SACRAMENTO, Calif. — Since California led the way with the enactment of the California Consumer Privacy Act in 2018, a wave of similar legislation has swept across the United States. To date, 18 other states have crafted their comprehensive data privacy laws, creating a complex legal patchwork that aims to protect consumer data rights.
These legislative efforts reveal a growing national concern over data privacy as states assert individual stances in the absence of a unifying federal law. With nuances in regulations across state lines, both businesses and privacy professionals are grappling with the intricacies of compliance. The complexity has reached a point where even seasoned attorneys admit to struggling with the differing standards.
Each state’s privacy act, while sharing some similarities, introduces its definitions and stipulations around key concepts like the “sale” of personal data. For instance, Utah and Virginia define a sale as the exchange of personal data for monetary consideration by a controller to a third party. By contrast, states like Connecticut, Colorado, and California extend this definition to include monetary or other valuable considerations.
One of the notable examples of stringent privacy regulations is found in Maryland. The state recently passed the Maryland Online Data Privacy Act (MODPA), which is set to take effect on October 1, 2025. The act not only falls in line with some common provisions seen in other states but also introduces some of the strictest controls over sensitive data thus far.

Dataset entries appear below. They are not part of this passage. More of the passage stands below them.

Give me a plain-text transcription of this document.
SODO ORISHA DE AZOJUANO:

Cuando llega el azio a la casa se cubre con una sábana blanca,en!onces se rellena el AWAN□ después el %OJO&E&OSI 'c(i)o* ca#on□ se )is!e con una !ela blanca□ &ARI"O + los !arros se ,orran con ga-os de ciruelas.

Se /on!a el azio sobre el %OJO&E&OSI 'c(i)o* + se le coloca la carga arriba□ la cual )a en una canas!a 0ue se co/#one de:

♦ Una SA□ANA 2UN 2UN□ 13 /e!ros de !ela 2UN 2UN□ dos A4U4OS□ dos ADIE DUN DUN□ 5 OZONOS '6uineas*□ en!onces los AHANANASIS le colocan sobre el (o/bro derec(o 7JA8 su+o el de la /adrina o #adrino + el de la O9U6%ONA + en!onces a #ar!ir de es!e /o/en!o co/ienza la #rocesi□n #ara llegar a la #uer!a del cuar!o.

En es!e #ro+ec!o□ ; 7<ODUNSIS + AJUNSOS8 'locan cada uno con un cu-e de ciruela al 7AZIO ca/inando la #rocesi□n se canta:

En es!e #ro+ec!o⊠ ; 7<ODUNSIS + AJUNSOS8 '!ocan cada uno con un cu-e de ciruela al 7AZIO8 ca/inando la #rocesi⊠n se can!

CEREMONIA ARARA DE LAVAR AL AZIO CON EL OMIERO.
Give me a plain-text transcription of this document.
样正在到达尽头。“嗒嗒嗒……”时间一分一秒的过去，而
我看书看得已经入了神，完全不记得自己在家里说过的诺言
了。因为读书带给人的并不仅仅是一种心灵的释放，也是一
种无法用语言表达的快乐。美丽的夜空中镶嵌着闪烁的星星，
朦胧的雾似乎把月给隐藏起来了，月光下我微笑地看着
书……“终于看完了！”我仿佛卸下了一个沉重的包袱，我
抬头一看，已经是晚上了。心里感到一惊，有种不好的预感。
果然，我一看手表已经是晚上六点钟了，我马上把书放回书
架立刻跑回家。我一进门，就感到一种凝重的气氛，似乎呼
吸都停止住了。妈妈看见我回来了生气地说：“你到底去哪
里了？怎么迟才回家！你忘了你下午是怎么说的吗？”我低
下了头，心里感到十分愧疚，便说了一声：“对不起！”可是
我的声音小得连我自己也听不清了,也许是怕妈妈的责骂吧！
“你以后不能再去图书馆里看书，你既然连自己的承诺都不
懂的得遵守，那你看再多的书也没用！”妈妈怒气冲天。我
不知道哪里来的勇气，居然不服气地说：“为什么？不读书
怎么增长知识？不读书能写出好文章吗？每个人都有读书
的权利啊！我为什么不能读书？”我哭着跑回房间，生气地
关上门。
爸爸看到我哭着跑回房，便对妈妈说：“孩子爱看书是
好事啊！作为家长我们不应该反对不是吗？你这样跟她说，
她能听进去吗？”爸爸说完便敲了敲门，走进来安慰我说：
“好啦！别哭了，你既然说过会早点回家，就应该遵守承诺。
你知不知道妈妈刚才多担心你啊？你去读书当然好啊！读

Key aspects of MODPA exceed measures found in California’s regulations, previously considered the strictest. For example, MODPA bars the sale of personal data altogether and imposes stringent limits on the collection, processing, or sharing of personal data unless it is deemed “strictly necessary” to deliver a service or product explicitly requested by a consumer. This expression, “strictly necessary,” represents a high threshold that could significantly limit business operations.
Furthermore, MODPA requires that data collection should be “reasonably necessary and proportionate” to the services or products requested by the consumer, adding another layer of complexity to its enforcement. This language raises questions, even among experts, about the extent of data collection and customer consent.
In practice, businesses face significant challenges preparing for MODPA compliance due to its low applicability threshold. It pertains to any business controlling or processing the personal data of at least 35,000 consumers, or those managing the data of over 10,000 consumers if they earn more than 20% of their gross revenue from selling personal data. These conditions mean that many smaller businesses, previously unburdened by widespread privacy regulations, will need to reassess their policies.
Legal experts strongly advise companies to seek seasoned counsel to navigate these muddy waters. Ensuring compliance will involve a deep understanding of the state-specific restrictions and a proactive approach to data management and consumer privacy that goes beyond the current practice.
As states continue to evolve their privacy laws, the national landscape for data protection becomes an increasingly complex puzzle. Without a federal standard, companies operating across state lines must maintain a patchwork of policies conformatively compliant with each state’s laws. It highlights a critical need for nationwide guidelines on data privacy — something that lawmakers have yet to provide.